Santiago Carbonell Martinez, Cuando las ovejas griegas balan. Historia de la pronunciación erasmiana en Grecia y en la tradición escolar hispana

Alain Ballabriga
p. 369-370
Référence(s) :

Santiago Carbonell Martinez, Cuando las ovejas griegas balan. Historia de la pronunciación erasmiana en Grecia y en la tradición escolar hispana, Castelló de la Plana, Universitat Jaume I, 2021, 332 p. / ISBN 9788418432743, 20 €

Texte intégral

1L’auteur de cet ouvrage, après avoir rappelé dans son introduction la grande enquête du philologue allemand Engelbert Drerup (1871-1942) sur la prononciation scolaire du grec ancien depuis la Renaissance, publiée en 1930-32, fait valoir la nécessité d’actualiser ce type de recherches du fait du peu d’intérêt des hellénistes pour cette question pourtant fondamentale. Pour ce faire, l’auteur se limite à la tradition scolaire hispanique (Espagne et Amérique Latine) ainsi que grecque. Il analyse ainsi, de siècle en siècle, depuis la Renaissance jusqu’à nos jours, un grand nombre d’ouvrages et manuels prenant parti pour ou contre la prononciation érasmienne.

2Pour résumer de façon très synthétique, je ne rappellerai que quelques faits à mon sens particulièrement importants. En Espagne, les deux grands noms de la Renaissance, partisans d’une prononciation restituée du grec ancien, sont Antonio de Nebrija (1441-1522) et Francisco Sanchez de las Brozas (1523-1600), dit El Brocense, qui sont invoqués par les auteurs espagnols tout au long des siècles.

3Les humanistes espagnols du xvie siècle, habitués à une écriture qui traduisait fidèlement les sons, aussi bien en latin qu’en espagnol, furent choqués par le divorce qui existait en grec entre l’écriture et la prononciation byzantine. Néanmoins, deux ou trois siècles plus tard, l’anglais et le français se mirent à présenter le même divorce entre une écriture restée pour ainsi dire médiévale et une prononciation moderne.

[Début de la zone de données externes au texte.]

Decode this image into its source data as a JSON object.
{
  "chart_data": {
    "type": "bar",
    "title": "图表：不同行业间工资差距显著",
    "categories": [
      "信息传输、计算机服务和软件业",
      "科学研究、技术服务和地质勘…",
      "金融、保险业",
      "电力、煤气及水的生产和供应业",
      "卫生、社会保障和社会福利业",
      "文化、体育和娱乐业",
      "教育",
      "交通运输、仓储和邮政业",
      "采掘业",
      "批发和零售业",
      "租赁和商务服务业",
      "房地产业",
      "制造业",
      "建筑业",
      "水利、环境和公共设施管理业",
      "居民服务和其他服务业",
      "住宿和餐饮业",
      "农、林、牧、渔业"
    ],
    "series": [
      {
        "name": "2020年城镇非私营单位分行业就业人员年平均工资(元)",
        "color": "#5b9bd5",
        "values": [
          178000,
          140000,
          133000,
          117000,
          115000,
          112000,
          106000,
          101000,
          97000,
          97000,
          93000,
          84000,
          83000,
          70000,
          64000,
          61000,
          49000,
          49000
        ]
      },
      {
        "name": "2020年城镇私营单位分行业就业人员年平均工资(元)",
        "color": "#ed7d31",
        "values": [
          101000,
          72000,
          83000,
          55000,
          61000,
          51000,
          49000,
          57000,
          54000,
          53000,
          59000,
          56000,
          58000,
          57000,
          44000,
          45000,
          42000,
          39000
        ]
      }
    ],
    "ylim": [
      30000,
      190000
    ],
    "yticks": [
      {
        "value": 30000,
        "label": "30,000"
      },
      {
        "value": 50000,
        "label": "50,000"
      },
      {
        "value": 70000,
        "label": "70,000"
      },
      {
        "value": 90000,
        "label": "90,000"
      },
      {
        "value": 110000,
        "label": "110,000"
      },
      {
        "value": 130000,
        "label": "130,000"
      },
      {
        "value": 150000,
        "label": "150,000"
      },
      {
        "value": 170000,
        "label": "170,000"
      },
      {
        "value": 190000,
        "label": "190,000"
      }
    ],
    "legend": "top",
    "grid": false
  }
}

4Par ailleurs la diversité linguistique de l’Europe conduisit à une diversification de la prononciation préconisée par Érasme. Les effets de cette évolution furent relevés par le grec Alexandros Helladios dans un dialogue publié en 1712 où il donne quelques exemples de la curieuse façon dont les Anglais prononcent le grec. Pour donner un seul exemple, le mot pneûma « souffle, esprit) est prononcé niouma ! Ayant également séjourné en terre allemande, Helladios devait aussi savoir que les Allemands prononçaient pnoïma. De leur côté les Français prononcent à la française, comme dans pneumonie, et les Italiens et Espagnols à la latine : pnéouma. Quant à la prononciation grecque (pnevma), ce fut le mérite d’Adamantios Koraïs (1748-1833), grande figure des Lumières grecques, d’avoir fait valoir que, loin d’être une corruption tardive comme on le pensait communément, elle remontait en fait au moins à l’époque romaine, ce qui a été corroboré par les études ultérieures et est de nos jours couramment admis, bien qu’on n’en tire pas les conséquences nécessaires, comme le préconisait Koraïs, c’est-à-dire de renoncer à l’érasmienne, puisque le grec se prononce à la grecque depuis deux millénaires.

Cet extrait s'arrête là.